Masashi Kishimoto tiene los derechos de los personajes.

Criterio amplio sugerido.

Te amo de aquí al infierno

Prólogo.

Cada vez que la veía, no podía apartar los ojos. Era magnético, como si le atrapara en su embrujo. Era como un ángel caído del cielo, demasiado precioso para mantenerse oculto a la vista de los mortales. Un ángel de carne y hueso. Así debían de lucir, cubiertas por esa dulce piel de seda, como la leche. El cabello platinado, largo, como una de esas princesas de los cuentos. Ese rostro era perfecto, era lo más bonito que había visto en su vida. Y ese cuerpo, ese cuerpo, lo trastornaba. No podía ser humano, no, era algo más, algo que no correspondía a la tierra.

No era la única, había muchas como ella, pero ella era siempre la más bella. Lo que le hacía brillar ante tantas, era su sonrisa, entre esos carnosos y rosados labios que mostraban una dentadura blanca y perfecta. Y sus ojos, la forma en que miraba, parecía que podía derretir metal con esa mirada. Tal vez ella no era consciente de lo que causaba… o tal vez sí. Y si lo era, si ella era capaz de controlar todos esos movimientos y gestos a su antojo, era simplemente… perverso. Perverso y vil.

Ella lo era. Perversa. Un ángel maldito. Una bruja endemoniada. Un ser que venía a la tierra a joderse la vida de otros, a restregarles su propia miseria, su insignificancia, su patetismo. Era cruel, era sadismo puro. Ella era la maldad personificada, hija de demonios que fingía ser pura y celestial.
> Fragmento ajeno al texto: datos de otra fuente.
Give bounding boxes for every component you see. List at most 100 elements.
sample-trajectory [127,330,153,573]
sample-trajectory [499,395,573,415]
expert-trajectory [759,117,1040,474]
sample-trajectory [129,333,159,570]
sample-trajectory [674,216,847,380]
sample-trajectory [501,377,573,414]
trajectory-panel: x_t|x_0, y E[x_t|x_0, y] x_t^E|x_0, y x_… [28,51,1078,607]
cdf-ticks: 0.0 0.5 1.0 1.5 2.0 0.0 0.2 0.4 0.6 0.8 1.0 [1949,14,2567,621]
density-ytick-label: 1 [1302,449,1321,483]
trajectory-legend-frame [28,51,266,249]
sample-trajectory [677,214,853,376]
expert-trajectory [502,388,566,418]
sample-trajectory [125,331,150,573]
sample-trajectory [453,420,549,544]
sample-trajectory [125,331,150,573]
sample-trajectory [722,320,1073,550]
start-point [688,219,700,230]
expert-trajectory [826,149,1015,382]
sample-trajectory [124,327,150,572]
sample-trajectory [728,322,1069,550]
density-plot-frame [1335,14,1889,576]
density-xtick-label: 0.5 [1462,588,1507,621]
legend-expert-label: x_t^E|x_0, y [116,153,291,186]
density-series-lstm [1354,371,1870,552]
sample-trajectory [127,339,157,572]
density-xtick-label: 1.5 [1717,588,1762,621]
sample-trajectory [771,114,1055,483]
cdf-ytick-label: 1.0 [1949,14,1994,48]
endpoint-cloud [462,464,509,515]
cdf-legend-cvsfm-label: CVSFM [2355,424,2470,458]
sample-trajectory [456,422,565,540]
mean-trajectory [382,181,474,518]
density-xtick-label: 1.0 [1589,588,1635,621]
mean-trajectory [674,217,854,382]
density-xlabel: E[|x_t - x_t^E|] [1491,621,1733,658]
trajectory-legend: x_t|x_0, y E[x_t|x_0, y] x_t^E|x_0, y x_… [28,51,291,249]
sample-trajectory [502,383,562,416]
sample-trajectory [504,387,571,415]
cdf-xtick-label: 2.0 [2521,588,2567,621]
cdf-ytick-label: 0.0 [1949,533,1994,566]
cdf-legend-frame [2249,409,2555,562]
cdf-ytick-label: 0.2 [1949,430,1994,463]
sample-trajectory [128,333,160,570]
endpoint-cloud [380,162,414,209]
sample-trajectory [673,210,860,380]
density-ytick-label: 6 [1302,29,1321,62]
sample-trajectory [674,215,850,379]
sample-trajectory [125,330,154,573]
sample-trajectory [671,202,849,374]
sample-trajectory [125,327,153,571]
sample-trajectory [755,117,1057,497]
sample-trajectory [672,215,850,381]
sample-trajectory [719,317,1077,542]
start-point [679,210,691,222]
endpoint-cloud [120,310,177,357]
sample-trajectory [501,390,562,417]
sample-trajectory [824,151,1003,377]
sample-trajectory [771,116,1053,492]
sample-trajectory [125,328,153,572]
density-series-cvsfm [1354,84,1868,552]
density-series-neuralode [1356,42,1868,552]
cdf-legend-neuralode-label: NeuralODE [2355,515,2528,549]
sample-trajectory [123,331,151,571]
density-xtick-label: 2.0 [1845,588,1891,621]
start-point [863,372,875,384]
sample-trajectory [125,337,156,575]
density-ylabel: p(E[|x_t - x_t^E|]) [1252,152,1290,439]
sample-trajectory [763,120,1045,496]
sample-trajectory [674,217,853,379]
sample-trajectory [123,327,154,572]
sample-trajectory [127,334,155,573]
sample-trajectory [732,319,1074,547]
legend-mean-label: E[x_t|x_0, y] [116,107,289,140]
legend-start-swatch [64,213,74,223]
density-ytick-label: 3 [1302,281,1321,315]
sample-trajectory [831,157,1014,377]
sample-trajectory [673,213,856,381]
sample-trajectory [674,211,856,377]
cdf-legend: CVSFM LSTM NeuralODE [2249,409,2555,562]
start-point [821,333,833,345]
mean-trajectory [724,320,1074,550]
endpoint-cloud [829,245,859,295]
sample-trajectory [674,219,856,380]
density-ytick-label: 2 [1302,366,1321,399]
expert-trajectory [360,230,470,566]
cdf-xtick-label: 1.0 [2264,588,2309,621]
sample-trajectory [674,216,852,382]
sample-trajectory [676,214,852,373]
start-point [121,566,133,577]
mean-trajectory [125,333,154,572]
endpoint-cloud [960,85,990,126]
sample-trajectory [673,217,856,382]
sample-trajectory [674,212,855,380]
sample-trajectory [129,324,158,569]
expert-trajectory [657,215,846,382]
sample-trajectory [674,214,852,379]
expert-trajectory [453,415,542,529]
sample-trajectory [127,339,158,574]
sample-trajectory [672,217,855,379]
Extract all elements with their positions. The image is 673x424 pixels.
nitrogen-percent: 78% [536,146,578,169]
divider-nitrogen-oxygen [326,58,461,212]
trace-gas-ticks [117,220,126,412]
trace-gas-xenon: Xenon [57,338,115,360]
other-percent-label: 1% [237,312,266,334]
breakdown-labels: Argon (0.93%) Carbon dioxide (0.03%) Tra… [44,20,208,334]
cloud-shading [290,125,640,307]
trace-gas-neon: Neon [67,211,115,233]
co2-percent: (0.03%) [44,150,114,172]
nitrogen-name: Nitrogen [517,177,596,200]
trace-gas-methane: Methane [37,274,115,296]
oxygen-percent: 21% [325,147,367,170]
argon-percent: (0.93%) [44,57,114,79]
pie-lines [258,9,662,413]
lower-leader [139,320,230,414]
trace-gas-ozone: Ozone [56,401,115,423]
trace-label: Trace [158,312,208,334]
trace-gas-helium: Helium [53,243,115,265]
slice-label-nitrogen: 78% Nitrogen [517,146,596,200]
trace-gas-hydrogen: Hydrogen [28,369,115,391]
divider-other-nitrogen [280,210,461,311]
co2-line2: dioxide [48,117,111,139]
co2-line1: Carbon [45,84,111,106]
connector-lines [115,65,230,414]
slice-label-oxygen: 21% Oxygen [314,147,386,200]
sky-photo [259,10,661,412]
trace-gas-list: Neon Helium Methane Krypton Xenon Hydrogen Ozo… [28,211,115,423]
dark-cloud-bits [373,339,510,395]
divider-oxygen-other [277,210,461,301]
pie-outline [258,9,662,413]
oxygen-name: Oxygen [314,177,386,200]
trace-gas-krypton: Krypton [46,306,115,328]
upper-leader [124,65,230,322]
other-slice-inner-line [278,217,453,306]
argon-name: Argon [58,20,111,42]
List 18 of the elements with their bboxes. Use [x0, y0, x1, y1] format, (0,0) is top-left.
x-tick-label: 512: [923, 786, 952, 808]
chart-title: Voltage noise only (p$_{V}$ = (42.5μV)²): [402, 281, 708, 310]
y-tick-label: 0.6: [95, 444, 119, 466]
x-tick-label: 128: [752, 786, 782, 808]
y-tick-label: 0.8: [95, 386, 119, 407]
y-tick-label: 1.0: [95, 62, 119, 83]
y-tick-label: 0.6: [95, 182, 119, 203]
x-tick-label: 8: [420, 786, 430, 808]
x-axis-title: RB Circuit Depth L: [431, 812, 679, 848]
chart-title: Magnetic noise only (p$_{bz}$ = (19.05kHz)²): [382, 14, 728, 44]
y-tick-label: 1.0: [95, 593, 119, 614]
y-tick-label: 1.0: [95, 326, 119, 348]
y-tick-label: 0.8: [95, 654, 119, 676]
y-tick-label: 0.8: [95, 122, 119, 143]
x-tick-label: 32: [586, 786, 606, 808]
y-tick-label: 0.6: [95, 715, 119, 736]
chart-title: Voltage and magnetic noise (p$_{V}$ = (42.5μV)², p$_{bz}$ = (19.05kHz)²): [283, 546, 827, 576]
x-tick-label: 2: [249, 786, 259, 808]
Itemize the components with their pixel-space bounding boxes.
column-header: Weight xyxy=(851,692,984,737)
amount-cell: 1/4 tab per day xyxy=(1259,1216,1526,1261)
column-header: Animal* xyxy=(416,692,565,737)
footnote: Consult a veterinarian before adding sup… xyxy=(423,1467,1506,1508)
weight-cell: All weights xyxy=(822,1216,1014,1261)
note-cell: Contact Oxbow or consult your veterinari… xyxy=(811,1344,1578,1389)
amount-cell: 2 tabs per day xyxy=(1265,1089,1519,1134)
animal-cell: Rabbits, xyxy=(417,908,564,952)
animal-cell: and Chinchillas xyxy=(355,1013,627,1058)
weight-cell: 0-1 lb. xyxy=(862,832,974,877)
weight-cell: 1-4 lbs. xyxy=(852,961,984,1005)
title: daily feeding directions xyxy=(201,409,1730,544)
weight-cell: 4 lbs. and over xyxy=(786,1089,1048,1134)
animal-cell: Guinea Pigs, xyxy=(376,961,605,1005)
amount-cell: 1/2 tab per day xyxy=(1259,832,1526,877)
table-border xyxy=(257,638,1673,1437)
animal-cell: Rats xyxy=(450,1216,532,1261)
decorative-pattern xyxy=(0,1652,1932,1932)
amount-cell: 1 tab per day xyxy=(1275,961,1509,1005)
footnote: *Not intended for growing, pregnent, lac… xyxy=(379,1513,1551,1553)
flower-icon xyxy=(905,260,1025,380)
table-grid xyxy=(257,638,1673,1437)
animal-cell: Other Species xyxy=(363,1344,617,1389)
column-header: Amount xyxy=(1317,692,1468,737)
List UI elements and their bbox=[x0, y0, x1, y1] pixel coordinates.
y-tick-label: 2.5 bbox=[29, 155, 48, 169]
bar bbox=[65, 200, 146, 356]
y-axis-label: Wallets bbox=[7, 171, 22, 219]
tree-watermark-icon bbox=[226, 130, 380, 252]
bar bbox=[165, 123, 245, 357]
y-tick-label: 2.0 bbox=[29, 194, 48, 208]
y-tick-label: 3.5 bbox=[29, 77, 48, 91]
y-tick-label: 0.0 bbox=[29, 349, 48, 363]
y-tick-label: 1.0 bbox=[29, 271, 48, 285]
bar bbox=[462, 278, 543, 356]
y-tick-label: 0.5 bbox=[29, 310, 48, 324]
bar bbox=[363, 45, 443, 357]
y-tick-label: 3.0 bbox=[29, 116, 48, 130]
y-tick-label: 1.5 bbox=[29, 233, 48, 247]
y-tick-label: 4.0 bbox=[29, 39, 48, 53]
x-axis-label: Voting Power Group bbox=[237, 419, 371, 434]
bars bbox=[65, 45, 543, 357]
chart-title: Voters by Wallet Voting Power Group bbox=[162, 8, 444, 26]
Así atrapaba a todos, con esa falsa cualidad. Cuán idiotas eran todos los que caían a su embrujo y no podían salir de él. Todos esos que la idolatraban y permitían que ella les absorbiera el alma hasta convertirlos en despojos humanos sin valor. Porque esa debía ser su meta. Arruinarlos a todos y reírse de ellos desde la silla que se elevaba al cielo. Sí, siempre parecía inalcanzable. Era una diosa hermosa y putrefacta. Era la ruina de la humanidad.

Pero él se había dado cuenta de su verdadera identidad. Sólo pensar que conocía la verdadera esencia de ese demonio, le causaba un placer inmenso. Con él no podía, a él no lo engañaba. Probablemente ella lo sabía, y por eso no se atrevía a envenenarlo con sus sonrisas y sus miradas. No era tonta, al contrario, era demasiado lista. Lista para ocultar su identidad, para engañar, para convertir a todos en despojos de basura, para hundirlos en un pozo oscuro, lodoso, frío; para ocultar el deleite de sus perversiones. Ella era la reina del engaño. Pero él era su antídoto, y estaba a punto de demostrarlo.